Theorem Let $X_1$ be a closed subspace of a Banach space $X$ and $M$ be a closed with $X$ such that $M\cap X_1$={0}. Then $X_2=X_1\oplus M$ is a closed subspace of $X$. Moreover, the operator $P$ defined by \begin{align*} Px=\left\{ \begin{array}{cc} x&(x\in M)\\ 0&(x\in X_1) \end{array} \right. \end{align*} then, $P\in B(X)$. ($B(X)$ is the set of bounded linear functionals from $X$ to $X$ whose domain of definition is the whole $X$.)
My view
Suppose it was shown that $P$ is a bounded operator on $X_2$. Then we show that $X_2$ is closed. Assuming $x_n\in X_2$ and $x_n\to x$ in $X$, from the boundedness of $P$, $\{Px_n\}_{n=1}^{\infty}$ is a Cauchy sequence of $M$. Since $M$ is a closed subset of Banach space, it is complete, so $\{Px_n\}_{n=1}^{\infty}$ converges to some $m\in M$. Therefore, $\{(I-P)x_n\}_{n=1}^{\infty}$ converges to $x-m$. Call this $z$: $z=x-m\in X_1$. Thus, $x_n=Px_n+(I-P)x_n\to m+z\in X_2$, and since $x=m+z$, $x\in X_2$, and $X_2$ is closed.

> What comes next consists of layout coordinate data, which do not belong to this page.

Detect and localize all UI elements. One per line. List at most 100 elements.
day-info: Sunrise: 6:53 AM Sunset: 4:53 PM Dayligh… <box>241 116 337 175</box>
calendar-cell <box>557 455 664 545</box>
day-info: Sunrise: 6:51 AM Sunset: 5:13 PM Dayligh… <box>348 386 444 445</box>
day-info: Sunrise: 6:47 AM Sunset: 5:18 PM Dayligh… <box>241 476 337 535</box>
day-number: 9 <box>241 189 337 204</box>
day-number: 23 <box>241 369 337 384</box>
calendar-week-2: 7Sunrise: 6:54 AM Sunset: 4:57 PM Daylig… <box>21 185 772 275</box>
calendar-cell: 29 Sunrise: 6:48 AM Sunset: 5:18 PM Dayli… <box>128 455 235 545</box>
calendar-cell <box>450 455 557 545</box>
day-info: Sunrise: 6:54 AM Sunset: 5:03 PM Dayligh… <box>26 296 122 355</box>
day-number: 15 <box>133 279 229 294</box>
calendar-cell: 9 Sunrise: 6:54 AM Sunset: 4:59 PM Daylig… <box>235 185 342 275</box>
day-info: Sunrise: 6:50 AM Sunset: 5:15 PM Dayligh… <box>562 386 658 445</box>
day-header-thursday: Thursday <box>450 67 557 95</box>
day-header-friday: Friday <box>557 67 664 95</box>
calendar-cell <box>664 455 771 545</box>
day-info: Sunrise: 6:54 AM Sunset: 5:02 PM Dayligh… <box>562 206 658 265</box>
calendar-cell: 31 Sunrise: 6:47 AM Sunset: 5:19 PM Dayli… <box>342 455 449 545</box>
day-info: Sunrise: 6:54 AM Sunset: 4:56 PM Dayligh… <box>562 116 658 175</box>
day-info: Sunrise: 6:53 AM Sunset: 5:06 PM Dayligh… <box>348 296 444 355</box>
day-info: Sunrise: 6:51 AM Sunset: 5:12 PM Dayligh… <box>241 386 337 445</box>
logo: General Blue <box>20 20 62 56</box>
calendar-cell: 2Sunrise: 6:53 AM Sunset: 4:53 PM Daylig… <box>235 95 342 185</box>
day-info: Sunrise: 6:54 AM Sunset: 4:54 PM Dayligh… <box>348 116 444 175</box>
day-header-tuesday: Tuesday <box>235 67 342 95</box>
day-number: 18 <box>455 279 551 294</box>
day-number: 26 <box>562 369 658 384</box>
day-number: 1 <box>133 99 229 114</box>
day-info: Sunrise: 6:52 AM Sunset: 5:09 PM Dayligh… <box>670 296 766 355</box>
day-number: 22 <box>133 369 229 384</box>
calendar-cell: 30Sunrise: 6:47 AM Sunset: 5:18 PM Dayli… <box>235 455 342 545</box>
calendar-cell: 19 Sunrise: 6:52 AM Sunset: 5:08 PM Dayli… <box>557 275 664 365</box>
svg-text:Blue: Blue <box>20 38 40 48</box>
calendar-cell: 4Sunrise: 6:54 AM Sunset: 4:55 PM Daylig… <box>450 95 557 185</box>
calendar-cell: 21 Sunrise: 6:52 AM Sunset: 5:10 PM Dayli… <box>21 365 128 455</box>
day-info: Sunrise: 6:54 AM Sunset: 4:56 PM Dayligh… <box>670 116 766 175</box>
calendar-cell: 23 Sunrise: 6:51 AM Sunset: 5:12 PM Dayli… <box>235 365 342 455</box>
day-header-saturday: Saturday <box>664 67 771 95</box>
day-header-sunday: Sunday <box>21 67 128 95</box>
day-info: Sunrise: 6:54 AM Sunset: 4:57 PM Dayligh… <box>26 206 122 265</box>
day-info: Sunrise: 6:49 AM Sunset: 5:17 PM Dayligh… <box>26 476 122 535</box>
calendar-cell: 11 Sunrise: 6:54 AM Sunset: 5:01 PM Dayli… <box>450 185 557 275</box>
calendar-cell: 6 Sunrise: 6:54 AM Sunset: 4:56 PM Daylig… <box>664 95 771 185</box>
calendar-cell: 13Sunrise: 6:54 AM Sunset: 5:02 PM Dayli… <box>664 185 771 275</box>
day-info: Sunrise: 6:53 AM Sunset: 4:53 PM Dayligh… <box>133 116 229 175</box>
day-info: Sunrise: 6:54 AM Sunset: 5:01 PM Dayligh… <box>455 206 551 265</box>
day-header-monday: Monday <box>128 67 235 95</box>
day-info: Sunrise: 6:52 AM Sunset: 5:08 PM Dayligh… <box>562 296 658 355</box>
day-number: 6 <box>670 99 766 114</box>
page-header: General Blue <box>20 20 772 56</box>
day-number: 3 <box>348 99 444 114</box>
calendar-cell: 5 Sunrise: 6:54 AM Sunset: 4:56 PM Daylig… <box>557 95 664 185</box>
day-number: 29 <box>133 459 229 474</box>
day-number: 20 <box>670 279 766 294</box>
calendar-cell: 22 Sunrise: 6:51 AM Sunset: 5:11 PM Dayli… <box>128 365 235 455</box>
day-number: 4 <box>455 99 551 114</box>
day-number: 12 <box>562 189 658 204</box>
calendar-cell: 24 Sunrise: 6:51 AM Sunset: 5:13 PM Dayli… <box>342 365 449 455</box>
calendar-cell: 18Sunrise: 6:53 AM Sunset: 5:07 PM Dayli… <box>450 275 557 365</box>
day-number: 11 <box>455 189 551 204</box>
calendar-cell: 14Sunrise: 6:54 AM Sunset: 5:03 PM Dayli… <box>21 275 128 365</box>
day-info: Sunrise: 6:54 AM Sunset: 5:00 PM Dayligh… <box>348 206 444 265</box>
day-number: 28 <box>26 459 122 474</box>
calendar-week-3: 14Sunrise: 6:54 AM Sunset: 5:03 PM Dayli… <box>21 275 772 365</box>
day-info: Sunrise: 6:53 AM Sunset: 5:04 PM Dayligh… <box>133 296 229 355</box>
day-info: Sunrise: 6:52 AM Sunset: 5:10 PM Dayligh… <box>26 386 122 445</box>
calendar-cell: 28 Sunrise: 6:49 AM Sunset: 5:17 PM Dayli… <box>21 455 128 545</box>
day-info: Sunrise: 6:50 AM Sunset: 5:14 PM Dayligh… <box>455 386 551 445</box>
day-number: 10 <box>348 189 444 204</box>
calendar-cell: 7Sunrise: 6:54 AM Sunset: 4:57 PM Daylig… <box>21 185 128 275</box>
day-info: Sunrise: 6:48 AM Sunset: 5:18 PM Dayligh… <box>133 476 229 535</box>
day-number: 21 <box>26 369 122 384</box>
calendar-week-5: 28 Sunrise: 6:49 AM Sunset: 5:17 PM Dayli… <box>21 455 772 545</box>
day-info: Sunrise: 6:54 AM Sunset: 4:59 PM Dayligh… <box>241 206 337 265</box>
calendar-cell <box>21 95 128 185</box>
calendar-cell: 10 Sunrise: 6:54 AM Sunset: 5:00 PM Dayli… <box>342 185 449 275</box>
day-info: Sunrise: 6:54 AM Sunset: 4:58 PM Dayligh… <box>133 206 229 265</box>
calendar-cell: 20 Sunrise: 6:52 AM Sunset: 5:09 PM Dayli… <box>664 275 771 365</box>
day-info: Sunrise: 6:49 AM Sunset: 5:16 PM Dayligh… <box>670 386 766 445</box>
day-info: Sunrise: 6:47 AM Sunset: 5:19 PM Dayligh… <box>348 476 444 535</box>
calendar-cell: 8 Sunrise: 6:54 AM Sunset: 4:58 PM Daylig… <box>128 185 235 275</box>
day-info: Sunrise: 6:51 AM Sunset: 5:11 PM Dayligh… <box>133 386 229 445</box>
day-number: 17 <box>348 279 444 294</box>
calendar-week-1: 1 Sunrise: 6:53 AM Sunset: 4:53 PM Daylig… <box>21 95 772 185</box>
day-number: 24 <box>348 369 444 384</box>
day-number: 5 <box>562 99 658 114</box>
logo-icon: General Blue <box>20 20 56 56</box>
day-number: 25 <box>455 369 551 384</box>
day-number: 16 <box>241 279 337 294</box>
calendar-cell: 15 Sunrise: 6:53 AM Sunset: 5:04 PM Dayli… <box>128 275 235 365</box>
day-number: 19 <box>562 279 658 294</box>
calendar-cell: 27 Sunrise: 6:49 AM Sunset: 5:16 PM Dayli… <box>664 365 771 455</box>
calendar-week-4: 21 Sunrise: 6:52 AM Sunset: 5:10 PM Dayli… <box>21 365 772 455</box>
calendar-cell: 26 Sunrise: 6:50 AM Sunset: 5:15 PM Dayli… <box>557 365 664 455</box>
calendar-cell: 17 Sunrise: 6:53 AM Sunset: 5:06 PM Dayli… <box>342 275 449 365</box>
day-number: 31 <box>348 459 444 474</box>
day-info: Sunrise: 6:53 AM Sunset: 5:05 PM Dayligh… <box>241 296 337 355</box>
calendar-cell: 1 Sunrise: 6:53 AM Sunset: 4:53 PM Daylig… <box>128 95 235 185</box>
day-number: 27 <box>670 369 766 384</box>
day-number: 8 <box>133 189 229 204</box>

The problem here is the boundedness of $P$. From the definition of the operator norm, I want to compute $\|P\|$, but I can't show that it is finite. \begin{align*} \|P\|&=\sup_{x\in M_2,x\neq 0}\frac{\|Px\|}{\|x\|}=\sup_{m+x_1\neq 0,m\in M,x_1\in X_1}\frac{\|m\|}{\|m+x_1\|}=\sup_{\|m\|=1,m\in M,x_1\in X_1}\frac{1}{\|m+x_1\|} \end{align*} I think we can transform this far, but we need to show that no matter how we take $m\in M,x_1\in X_1$, this denominator will not be $0$.